GFCF diet tips
December 8th, 2007Q: My son who has autism has been doing pretty good with the GFCF diet. He is not fighting us too bad and will try what ever we get him. He has been wanting Mcdonalds and begging us for it but we have been able to keep him off that topic.
My daughter on the other hand, the only thing I can feed her is chicken nuggests, french fries, lays potato chips and GFCF speghetti and she loved the GFCF chocolate cake I made. Well after a few weeks of eating the chicken and spaghetti she doesn’t want it anymore. It is a battle to get her to eat. She only eats when she is super hungry and because she is hungry she has been super difficult. I don’t know what to do. My husband got so frusterated he broke and bought her mcdonalds and she scarfed it down . Today she has not been able to focus on a thing and is bouncing all over the place and can’t sit still.
I am frusterated that he gave the kids mcdonalds but I know how difficult she was being and he didn’t know what else to do. It is just is just very frusterating when she refuses to eat and than is difficult all day.
I would like to give her more greens but she hates veggies too.
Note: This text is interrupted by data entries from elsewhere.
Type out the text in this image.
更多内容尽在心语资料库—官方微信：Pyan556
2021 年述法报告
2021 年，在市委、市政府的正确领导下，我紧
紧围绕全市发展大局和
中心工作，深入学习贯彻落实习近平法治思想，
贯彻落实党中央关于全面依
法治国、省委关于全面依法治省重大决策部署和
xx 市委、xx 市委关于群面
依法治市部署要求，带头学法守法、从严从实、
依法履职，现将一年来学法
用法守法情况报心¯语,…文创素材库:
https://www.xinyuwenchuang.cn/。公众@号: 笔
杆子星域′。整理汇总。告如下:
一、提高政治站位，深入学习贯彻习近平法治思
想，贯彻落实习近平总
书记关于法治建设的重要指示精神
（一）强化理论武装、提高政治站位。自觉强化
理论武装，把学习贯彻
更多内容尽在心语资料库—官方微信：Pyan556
We went to the whole foods store to look for GFCF products we could buy and we had to leave because my daughter was out of control and the entire store was staring at us.
I need help, ideas anything. I don’t want to give up.
Answer:
First of all you may want to try the yahoo groups gfcf group to get ideas. Also, like anyone these kids will get sick of the foods they eat if they eat them day after day. The trick is to always rotate foods, try to stick to two times a week with each food. Because my son has such a limited diet I needed to make a big list of the foods he would eat and then make a daily menu.
Some good transition foods you man not have thought of:
Baby carrots
Fruit
Gluten free pancake mix with maple syrup
Hamburger on gluten free bread
Different kinds of french fries and tater tots to keep it varied, don’t feed same brand all the time
GFCF toast with varied toppings, honey one meal, jam the next.
Eggs
peanuts
gfcf waffles
Also, you can target one food a week to get them to try. Let’s say you wanted her to try peas. Wait until she is very hungry and then say “If you try this pea you can have …” Usually in the beginning I can only get my son to lick it and then I say “Oh! Good job!” After a few times I can usually get him to take a small ant bite. Then later in the week I say “You need to eat half the pea” and maybe cut it in half. By the end of the week you can maybe have her up to a pea or two. The next week you might be able to introduce something else, and keep up with the pea thing. “I need you to eat one peanut and a pea.” They will lick the peanut and eat the one pea. After a month or two of eating a pea or two you can hopefully rotate peas into the diet. It often helps to talk about the food, read pea related books, do internet research together on peas. Grow a pea plant.
It’s so hard but worth it. Good luck.